MMDVS-LF: Multi-Modal Dynamic Vision Sensor and Eye-Tracking Dataset for Line Following
Felix Resch, Mónika Farsang, Radu Grosu
TL;DR
MMDVS-LF introduces a multimodal, compact dataset for line following that combines Dynamic Vision Sensor (DVS) events with eye-tracking, RGB video, odometry, IMU, and driver demographics. It emphasizes synchronized multi-modal data and representations such as time surfaces and event frames to enable event-based deep learning for control tasks, validated through steering-prediction benchmarks and attention-map analyses.

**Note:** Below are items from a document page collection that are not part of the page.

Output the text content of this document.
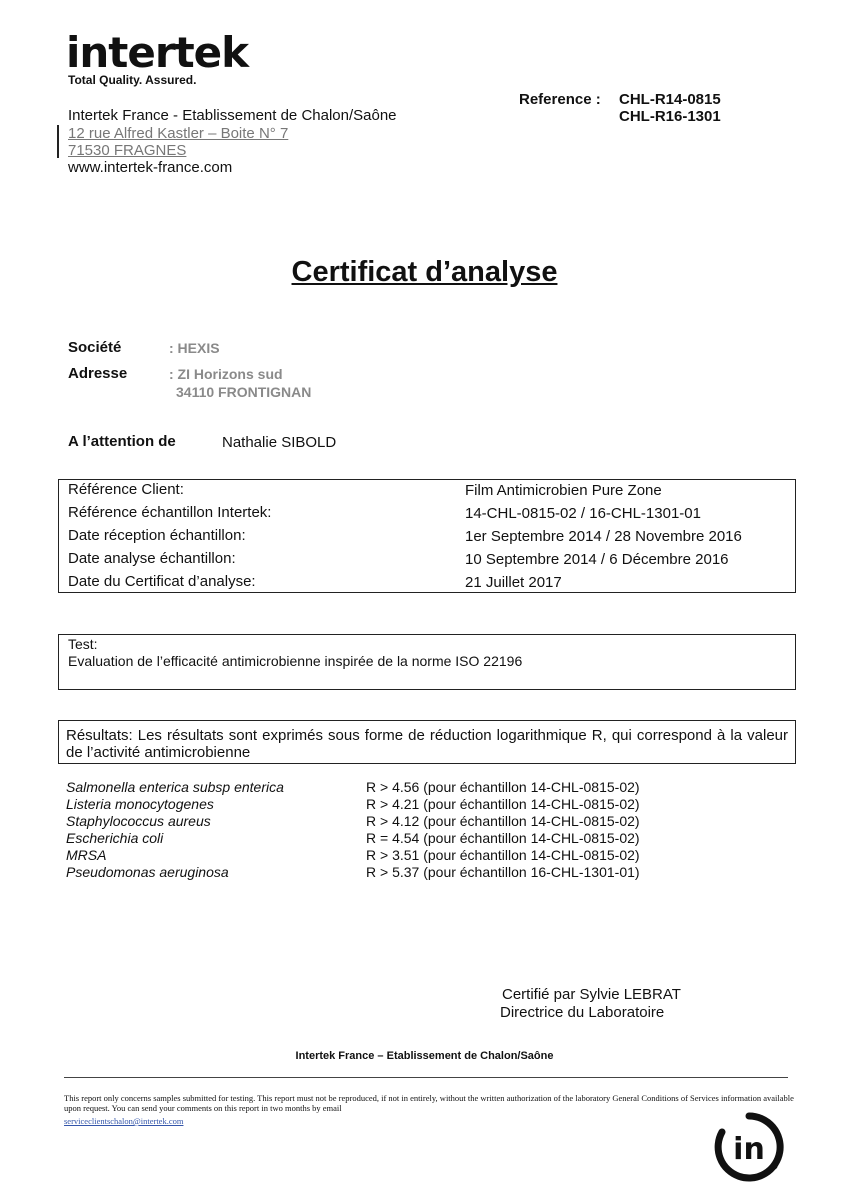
intertek
Total Quality. Assured.
Intertek France - Etablissement de Chalon/Saône
12 rue Alfred Kastler – Boite N° 7
71530 FRAGNES
www.intertek-france.com
Reference : CHL-R14-0815
CHL-R16-1301
Certificat d’analyse
Société	: HEXIS
Adresse	: ZI Horizons sud
34110 FRONTIGNAN
A l’attention de	Nathalie SIBOLD
Référence Client:	Film Antimicrobien Pure Zone
Référence échantillon Intertek:	14-CHL-0815-02 / 16-CHL-1301-01
Date réception échantillon:	1er Septembre 2014 / 28 Novembre 2016
Date analyse échantillon:	10 Septembre 2014 / 6 Décembre 2016
Date du Certificat d’analyse:	21 Juillet 2017
Test:
Evaluation de l’efficacité antimicrobienne inspirée de la norme ISO 22196
Résultats: Les résultats sont exprimés sous forme de réduction logarithmique R, qui correspond à la valeur de l’activité antimicrobienne
Salmonella enterica subsp enterica	R > 4.56 (pour échantillon 14-CHL-0815-02)
Listeria monocytogenes	R > 4.21 (pour échantillon 14-CHL-0815-02)
Staphylococcus aureus	R > 4.12 (pour échantillon 14-CHL-0815-02)
Escherichia coli	R = 4.54 (pour échantillon 14-CHL-0815-02)
MRSA	R > 3.51 (pour échantillon 14-CHL-0815-02)
Pseudomonas aeruginosa	R > 5.37 (pour échantillon 16-CHL-1301-01)
Certifié par Sylvie LEBRAT
Directrice du Laboratoire
Intertek France – Etablissement de Chalon/Saône
This report only concerns samples submitted for testing. This report must not be reproduced, if not in entirely, without the written authorization of the laboratory General Conditions of Services information available upon request. You can send your comments on this report in two months by email
serviceclientschalon@intertek.com
in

The dataset supports various resolutions and frequencies, provides detailed recording/annotation formats, and demonstrates potential for broader tasks (e.g., control, driver identification) beyond simple steering. This resource aims to promote trustworthy, interpretable, and efficient development of DVS-based models and end-to-end learning pipelines on accessible hardware like roboracer platforms.
Abstract
Dynamic Vision Sensors (DVS) offer a unique advantage in control applications due to their high temporal resolution and asynchronous event-based data. Still, their adoption in machine learning algorithms remains limited. To address this gap and promote the development of models that leverage the specific characteristics of DVS data, we introduce the MMDVS-LF: Multi-Modal Dynamic Vision Sensor and Eye-Tracking Dataset for Line Following. This comprehensive dataset is the first to integrate multiple sensor modalities, including DVS recordings and eye-tracking data from a small-scale standardized vehicle. Additionally, the dataset includes RGB video, odometry, Inertial Measurement Unit (IMU) data, and demographic data of drivers performing a Line Following. With its diverse range of data, MMDVS-LF opens new opportunities for developing event-based deep learning algorithms just like the MNIST dataset did for Convolutional Neural Networks.